Precision Medicine Bioinformatics

Introduction to bioinformatics for DNA and RNA sequence analysis

Somatic SNV and Indel Manual Review

Somatic Variant Refinement

Automated pipelines can identify and filter many false variant calls that result from sequencing errors, misalignment of reads, and other factors; however, additional refinement of somatic variants is often required to eliminate variant caller inaccuracies. Following automated variant calling, heuristic filtering and manual review of aligned read sequences is required to identify a high-quality list of somatic variants. This process of filtering and manual review is deemed somatic variant refinement. Here we describe methods to filter the somatic variant identified by mutect, varscan, and strelka for chromosome 6 and 17. First we filter the VCF file using VAF, total coverage, and variant coverage. We subsequently describe the Integrative Genomics Viewer (IGV) and IGVNavigator, which can be used to standardize and streamline manual review.

Somatic Variant Filtering

Somatic variant filtering requires setting heuristic cutoffs for various sequencing data to eliminate called variants that might be false positives. This requires first defining the thresholds and then employing these thresholds on variant files. Typically we set thresholds for variant allele fraction (VAF), total coverage, and variant coverage.
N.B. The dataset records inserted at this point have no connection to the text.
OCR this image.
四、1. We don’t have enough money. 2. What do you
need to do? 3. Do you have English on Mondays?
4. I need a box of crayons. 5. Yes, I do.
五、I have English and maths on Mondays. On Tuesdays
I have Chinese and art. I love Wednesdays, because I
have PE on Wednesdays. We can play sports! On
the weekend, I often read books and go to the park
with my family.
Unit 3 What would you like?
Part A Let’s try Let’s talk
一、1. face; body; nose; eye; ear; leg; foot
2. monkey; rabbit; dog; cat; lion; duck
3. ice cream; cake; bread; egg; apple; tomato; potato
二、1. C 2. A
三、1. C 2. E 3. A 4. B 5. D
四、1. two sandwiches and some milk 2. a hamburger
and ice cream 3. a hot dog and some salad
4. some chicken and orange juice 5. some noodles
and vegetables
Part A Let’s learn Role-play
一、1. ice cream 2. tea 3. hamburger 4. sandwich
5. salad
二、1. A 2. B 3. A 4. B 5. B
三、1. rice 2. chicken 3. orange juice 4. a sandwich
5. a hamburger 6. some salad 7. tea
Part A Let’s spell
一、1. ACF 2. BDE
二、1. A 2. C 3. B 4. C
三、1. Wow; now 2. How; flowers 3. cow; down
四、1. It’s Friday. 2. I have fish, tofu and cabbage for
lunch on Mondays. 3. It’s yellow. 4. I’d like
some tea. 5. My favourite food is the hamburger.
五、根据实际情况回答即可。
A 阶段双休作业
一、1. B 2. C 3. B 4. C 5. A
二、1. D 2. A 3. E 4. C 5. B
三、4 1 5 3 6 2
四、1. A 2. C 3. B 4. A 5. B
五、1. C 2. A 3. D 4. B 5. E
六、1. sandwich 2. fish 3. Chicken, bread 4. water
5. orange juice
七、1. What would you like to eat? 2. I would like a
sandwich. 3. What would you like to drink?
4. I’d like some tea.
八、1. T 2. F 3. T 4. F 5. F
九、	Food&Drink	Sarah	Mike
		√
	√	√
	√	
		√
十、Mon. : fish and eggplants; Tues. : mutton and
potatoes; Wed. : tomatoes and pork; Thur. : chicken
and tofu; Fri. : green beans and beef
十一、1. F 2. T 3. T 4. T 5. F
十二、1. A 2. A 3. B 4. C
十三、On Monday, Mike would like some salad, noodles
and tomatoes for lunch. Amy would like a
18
Variant allele fraction (VAF): The VAF represents the relative frequency of an allele at a particular locus, which serves as a proxy for number of cells containing the variant (i.e., 5% VAF means that 10% of the cells in the sample contain the variant). Typically, at least 5% VAF is required to make confident calls (given 20X coverage); however, this threshold is experiment-specific. For experiments with higher average coverage, the minimum VAF threshold can be reduced accordingly.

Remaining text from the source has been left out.